Make sure that any professional you approach has no financial or professional relationship with any organization under consideration.
Remember that all things being equal, the closer program is the better program – families should be a part of the process and proximity allows for more frequent visitation.3
14. One-Size-Fits-All Treatment
If your child has a serious mental illness or substance abuse problem, you need to send them to a specialized program that’s designed and staffed to meet the challenges inherent in this type of treatment. If the program claims to treat an A to Z list of problems and mental illnesses, you should proceed with caution.
15. Ask about Education
If academics play a role in the program, ask:
Are teachers certified, and if so, by what agency?
Does learning occur via classroom teaching or through independent study?
Are credits earned transferable to your local school? (You may want to double check this.)
16. Ask about Undisclosed Financial Relationships
If a professional or agency has referred you to a program, be sure to ask about the existence of any business relationship. If an agency is paid to refer students, can they be impartial?
When to Consider a Residential Treatment Program
In some situations, adolescent residential treatment makes sense, but according to the National Alliance on Mental Illness (NAMI), in the vast majority of situations, you should only consider sending your teen away after ‘utterly exhausting community mental health care resources.”
Additionally, any residential phase of treatment should:
Be as short as possible
Be focused on achieving a very specific goal – such as assessment, stabilization or respite
Be centered on a goal of having the adolescent return to the home with as little stress and disruption as possible.4
Your Child’s Rights
Programs that respect your child’s basic rights are less likely to be abusive or neglectful.

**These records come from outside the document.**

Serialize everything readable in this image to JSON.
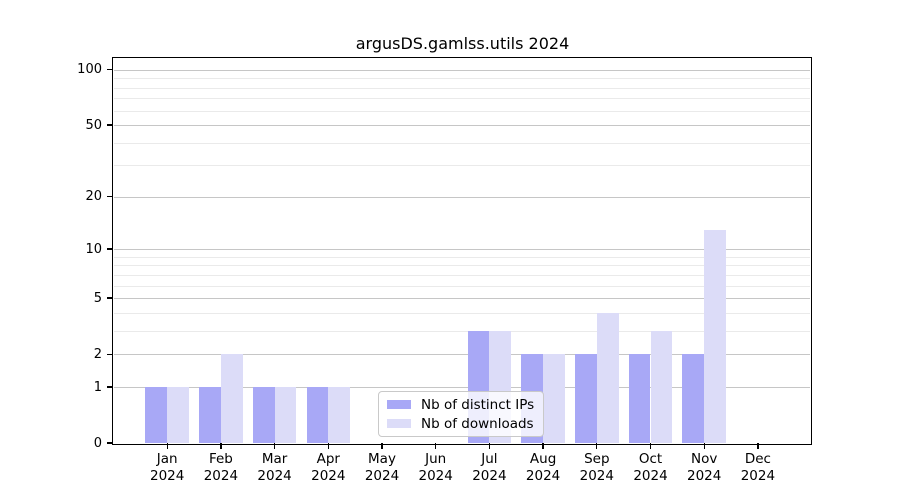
{
  "title": "argusDS.gamlss.utils 2024",
  "legend": {
    "position": "lower-center-inside",
    "items": [
      {
        "label": "Nb of distinct IPs",
        "color": "#a8a8f6"
      },
      {
        "label": "Nb of downloads",
        "color": "#dcdcf8"
      }
    ]
  },
  "colors": {
    "bar_distinct_ips": "#a8a8f6",
    "bar_downloads": "#dcdcf8",
    "major_gridline": "#c6c6c6",
    "minor_gridline": "#eaeaea",
    "axis_spine": "#000000"
  },
  "chart_data": {
    "type": "bar",
    "title": "argusDS.gamlss.utils 2024",
    "categories": [
      "Jan 2024",
      "Feb 2024",
      "Mar 2024",
      "Apr 2024",
      "May 2024",
      "Jun 2024",
      "Jul 2024",
      "Aug 2024",
      "Sep 2024",
      "Oct 2024",
      "Nov 2024",
      "Dec 2024"
    ],
    "series": [
      {
        "name": "Nb of distinct IPs",
        "color": "#a8a8f6",
        "values": [
          1,
          1,
          1,
          1,
          0,
          0,
          3,
          2,
          2,
          2,
          2,
          0
        ]
      },
      {
        "name": "Nb of downloads",
        "color": "#dcdcf8",
        "values": [
          1,
          2,
          1,
          1,
          0,
          0,
          3,
          2,
          4,
          3,
          13,
          0
        ]
      }
    ],
    "xlabel": "",
    "ylabel": "",
    "yscale": "log1p",
    "ylim": [
      0,
      114.5
    ],
    "yticks": [
      0,
      1,
      2,
      5,
      10,
      20,
      50,
      100
    ],
    "minor_yticks": [
      3,
      4,
      6,
      7,
      8,
      9,
      30,
      40,
      60,
      70,
      80,
      90
    ],
    "grid": true,
    "legend_position": "lower center (inside axes)"
  }
}
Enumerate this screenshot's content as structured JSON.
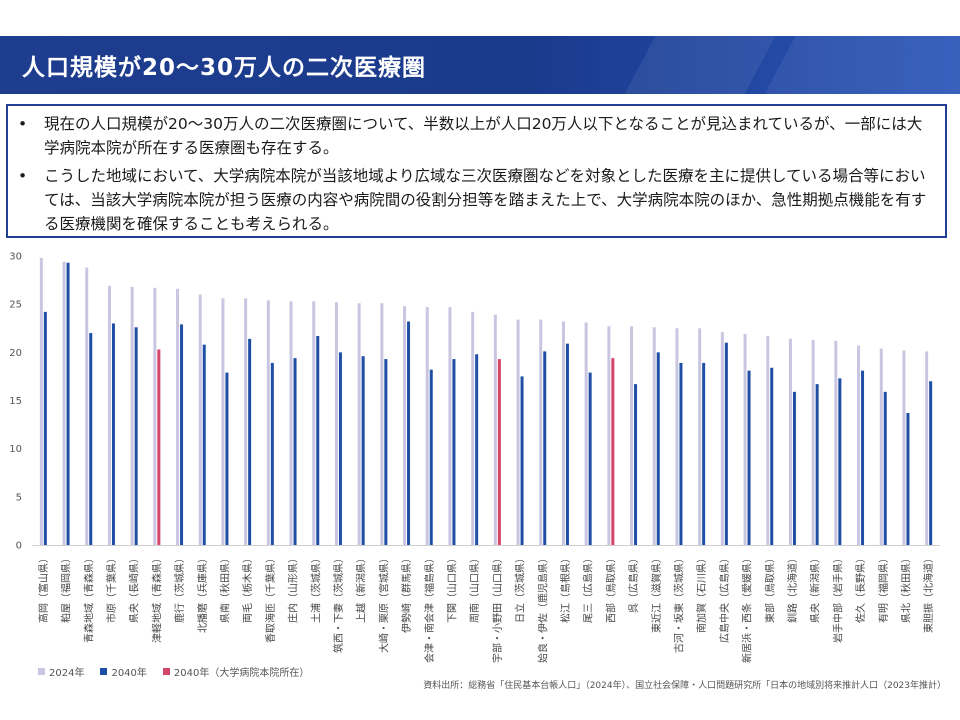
{
  "header": {
    "title": "人口規模が20～30万人の二次医療圏"
  },
  "bullets": [
    {
      "mark": "•",
      "text": "現在の人口規模が20～30万人の二次医療圏について、半数以上が人口20万人以下となることが見込まれているが、一部には大学病院本院が所在する医療圏も存在する。"
    },
    {
      "mark": "•",
      "text": "こうした地域において、大学病院本院が当該地域より広域な三次医療圏などを対象とした医療を主に提供している場合等においては、当該大学病院本院が担う医療の内容や病院間の役割分担等を踏まえた上で、大学病院本院のほか、急性期拠点機能を有する医療機関を確保することも考えられる。"
    }
  ],
  "legend": [
    {
      "label": "2024年",
      "color": "#c9c6e2"
    },
    {
      "label": "2040年",
      "color": "#1f4fa5"
    },
    {
      "label": "2040年（大学病院本院所在）",
      "color": "#d4456a"
    }
  ],
  "source": "資料出所：総務省「住民基本台帳人口」（2024年）、国立社会保障・人口問題研究所「日本の地域別将来推計人口（2023年推計）",
  "chart_data": {
    "type": "bar",
    "ylim": [
      0,
      30
    ],
    "yticks": [
      "0",
      "5",
      "10",
      "15",
      "20",
      "25",
      "30"
    ],
    "grid": false,
    "legend_position": "bottom-left",
    "colors": {
      "2024": "#c9c6e2",
      "2040": "#1f4fa5",
      "2040_univ": "#d4456a"
    },
    "categories": [
      "高岡（富山県）",
      "粕屋（福岡県）",
      "青森地域（青森県）",
      "市原（千葉県）",
      "県央（長崎県）",
      "津軽地域（青森県）",
      "鹿行（茨城県）",
      "北播磨（兵庫県）",
      "県南（秋田県）",
      "両毛（栃木県）",
      "香取海匝（千葉県）",
      "庄内（山形県）",
      "土浦（茨城県）",
      "筑西・下妻（茨城県）",
      "上越（新潟県）",
      "大崎・栗原（宮城県）",
      "伊勢崎（群馬県）",
      "会津・南会津（福島県）",
      "下関（山口県）",
      "周南（山口県）",
      "宇部・小野田（山口県）",
      "日立（茨城県）",
      "姶良・伊佐（鹿児島県）",
      "松江（島根県）",
      "尾三（広島県）",
      "西部（鳥取県）",
      "呉（広島県）",
      "東近江（滋賀県）",
      "古河・坂東（茨城県）",
      "南加賀（石川県）",
      "広島中央（広島県）",
      "新居浜・西条（愛媛県）",
      "東部（鳥取県）",
      "釧路（北海道）",
      "県央（新潟県）",
      "岩手中部（岩手県）",
      "佐久（長野県）",
      "有明（福岡県）",
      "県北（秋田県）",
      "東胆振（北海道）"
    ],
    "series": [
      {
        "name": "2024年",
        "values": [
          29.8,
          29.4,
          28.8,
          26.9,
          26.8,
          26.7,
          26.6,
          26.0,
          25.6,
          25.6,
          25.4,
          25.3,
          25.3,
          25.2,
          25.1,
          25.1,
          24.8,
          24.7,
          24.7,
          24.2,
          23.9,
          23.4,
          23.4,
          23.2,
          23.1,
          22.7,
          22.7,
          22.6,
          22.5,
          22.5,
          22.1,
          21.9,
          21.7,
          21.4,
          21.3,
          21.2,
          20.7,
          20.4,
          20.2,
          20.1
        ]
      },
      {
        "name": "2040年",
        "values": [
          24.2,
          29.3,
          22.0,
          23.0,
          22.6,
          20.3,
          22.9,
          20.8,
          17.9,
          21.4,
          18.9,
          19.4,
          21.7,
          20.0,
          19.6,
          19.3,
          23.2,
          18.2,
          19.3,
          19.8,
          19.3,
          17.5,
          20.1,
          20.9,
          17.9,
          19.4,
          16.7,
          20.0,
          18.9,
          18.9,
          21.0,
          18.1,
          18.4,
          15.9,
          16.7,
          17.3,
          18.1,
          15.9,
          13.7,
          17.0
        ]
      }
    ],
    "university_hospital_2040": [
      5,
      20,
      25
    ]
  }
}
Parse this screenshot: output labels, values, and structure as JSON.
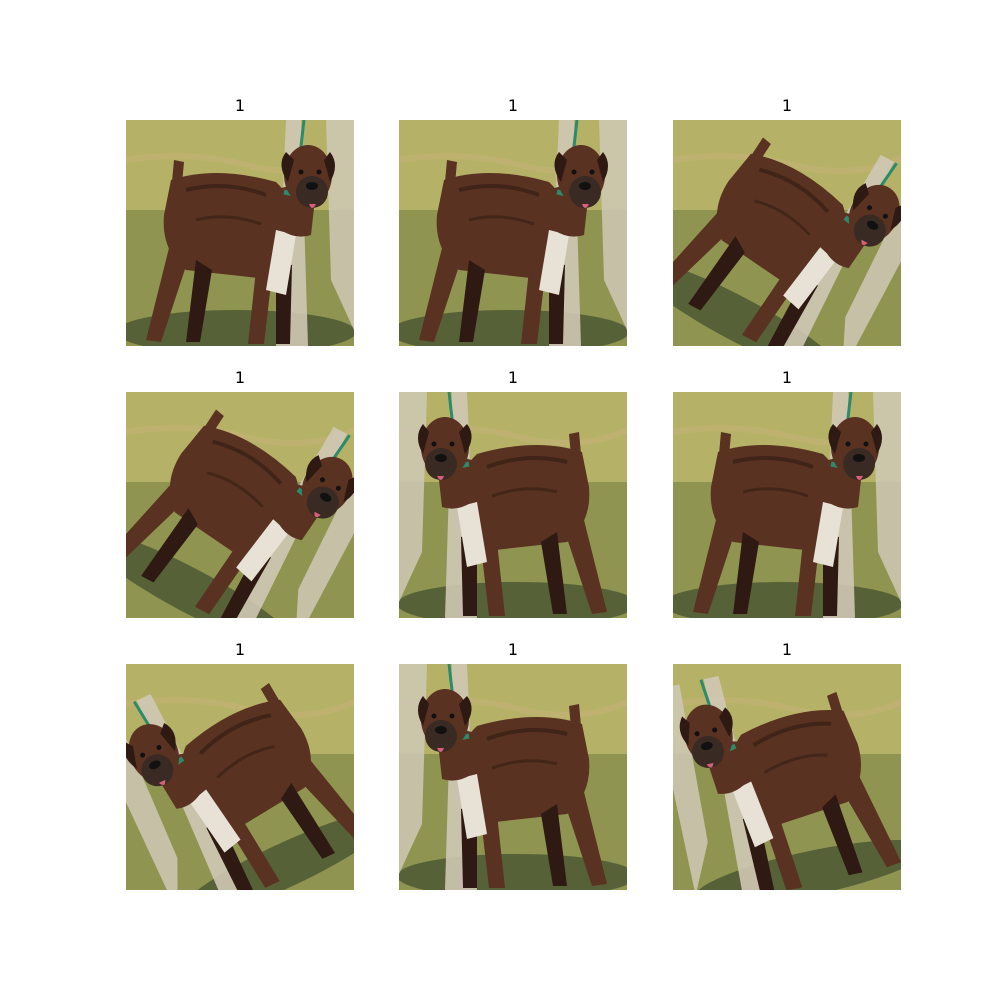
{
  "grid": {
    "panels": [
      {
        "title": "1",
        "flip": false,
        "rotate": 0
      },
      {
        "title": "1",
        "flip": false,
        "rotate": 0
      },
      {
        "title": "1",
        "flip": false,
        "rotate": 28
      },
      {
        "title": "1",
        "flip": false,
        "rotate": 28
      },
      {
        "title": "1",
        "flip": true,
        "rotate": 0
      },
      {
        "title": "1",
        "flip": false,
        "rotate": 0
      },
      {
        "title": "1",
        "flip": true,
        "rotate": -25
      },
      {
        "title": "1",
        "flip": true,
        "rotate": 0
      },
      {
        "title": "1",
        "flip": true,
        "rotate": -12
      }
    ]
  },
  "colors": {
    "grass_light": "#b5b267",
    "grass_dark": "#6f7d3e",
    "shadow": "#3f4b2c",
    "dog_body": "#5a3221",
    "dog_dark": "#2e1a12",
    "dog_face": "#3a2a24",
    "chest": "#e8e2d6",
    "leash": "#2d8a6a",
    "pants": "#cfc8b5"
  }
}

Check to make sure that:
Your son or daughter will have regular access to a phone and to unsupervised phone calls.
You and your son or daughter are provided with hotline phone numbers to call to report any program abuses.
Program staff never use abusive disciplinary techniques, such as forced seclusion or restraint, denying medical care, food or water, sedation with medications, inducing fear, humiliation or any form of corporal punishment.
Parents or caregivers should be notified promptly after sickness or injury.
Parents or caregivers should be notified with 24 hours about medication regimen changes or missed dosages.
Parents or caregivers should receive notification within 2 days of any investigation into allegations of child abuse or neglect, violations in health or safety standards of violations of licensing standards.